Monday, December 07, 2009

Rene Girard and the mimetic theory of desire

For those who haven't yet had the time to delve into the groundbreaking anthropological works of Rene Girard, this week Peter Robinson of NRO TV is presenting a five-part interview with Girard. Since desire is the foundation of human consciousness, this is well worth some thought:

UPDATE: see the complete interview here (HT: maccusgermanis):

3 comments:

maccusgermanis said...

Hoover Institute has now posted the entire interview with no interuptions. http://www.youtube.com/watch?v=BNkSBy5wWDk

truepeers said...

Thanks mg,

I have to say I don't think you can begin to do justice to Girard's career in a 36 minute interview, even on his sharpest day. I'm not sure this is a great intro to Girard.

Girard, at the end of the interview, is a bit too humble. On the one hand he reminds us each of our unique role in an ever-revealing historical/religious process; on the other, he downplays his own contribution to our understanding of revelation as being simply a recapitulation of Christianity. But it is and it isn't. I believe his work is historically unprecedented; it does throw new light on Christianity, without being in any sense heretical, because he is drawing on modern experiences that were just not previously availabe; and hence he is revealing further possibilities, in the potentially infinite experiential/revelatory possibilities, for living in the light of the canonical Judeo-Christian revelations.

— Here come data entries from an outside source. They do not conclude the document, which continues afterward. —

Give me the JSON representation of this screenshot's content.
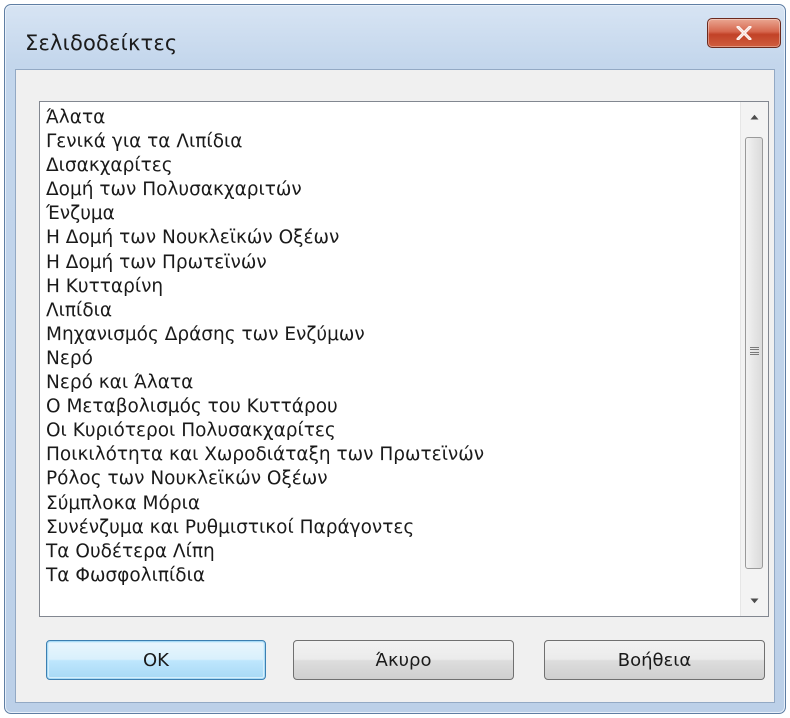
{
  "window": {
    "title": "Σελιδοδείκτες"
  },
  "bookmarks": {
    "items": [
      "Άλατα",
      "Γενικά για τα Λιπίδια",
      "Δισακχαρίτες",
      "Δομή των Πολυσακχαριτών",
      "Ένζυμα",
      "Η Δομή των Νουκλεϊκών Οξέων",
      "Η Δομή των Πρωτεϊνών",
      "Η Κυτταρίνη",
      "Λιπίδια",
      "Μηχανισμός Δράσης των Ενζύμων",
      "Νερό",
      "Νερό και Άλατα",
      "Ο Μεταβολισμός του Κυττάρου",
      "Οι Κυριότεροι Πολυσακχαρίτες",
      "Ποικιλότητα και Χωροδιάταξη των Πρωτεϊνών",
      "Ρόλος των Νουκλεϊκών Οξέων",
      "Σύμπλοκα Μόρια",
      "Συνένζυμα και Ρυθμιστικοί Παράγοντες",
      "Τα Ουδέτερα Λίπη",
      "Τα Φωσφολιπίδια"
    ]
  },
  "buttons": {
    "ok": "OK",
    "cancel": "Άκυρο",
    "help": "Βοήθεια"
  },
  "icons": {
    "close": "close-icon",
    "scroll_up": "scroll-up-arrow-icon",
    "scroll_down": "scroll-down-arrow-icon",
    "grip": "scrollbar-grip-icon"
  },
  "colors": {
    "close_button": "#c8492d",
    "window_frame": "#bcd0e8",
    "default_button_border": "#3c7fb1"
  }
}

I am also a little uncomforatable with his recent statements that we cannot yet understand the anthropology of modern Islamic terrorism, that it represents something of a mystery, a phenomenon not found in classical Islam: the mystery of how anyone can take his resentment to the point of wanting to suicide in a big bang, given that the terrorist is not, like say the kamikaze or traditional soldier of the Caliph, dieing on behalf of any kind of realistic political vision for this world, but only in support of some kind of imagined Utopia - which is why there is a lot of suicide bombing within actual (albeit "imperfect" to the Islamist dreamer) Muslim societies.

But I don't think the problem is to understand the terrorist's capacity to perform such extreme "means" on behalf of such unlikely ends - so what if we cannot understand the violence of blowing yourself up for a likely impossible dream. What we need to understand is largely the terrorist's extreme resentment at being part of a culture that is a loser in the modern world. That challenge is not a complete mystery.

truepeers said...

I should add that Girard might take issue with my claim of "potentially infinite possibilities" in Christianity. His humility before his own achievement reflects a genuine belief in the apocalyptic nature of our times. Accordingly, he must believe that the message of Christianity reduces to a singular truth that the apocalypse - the word means revelation - reveals; but as he also says, if we learn to live as Christians, the worldly world need not come to a final end and will hence presumably be infinitely open-ended in its future possibilities.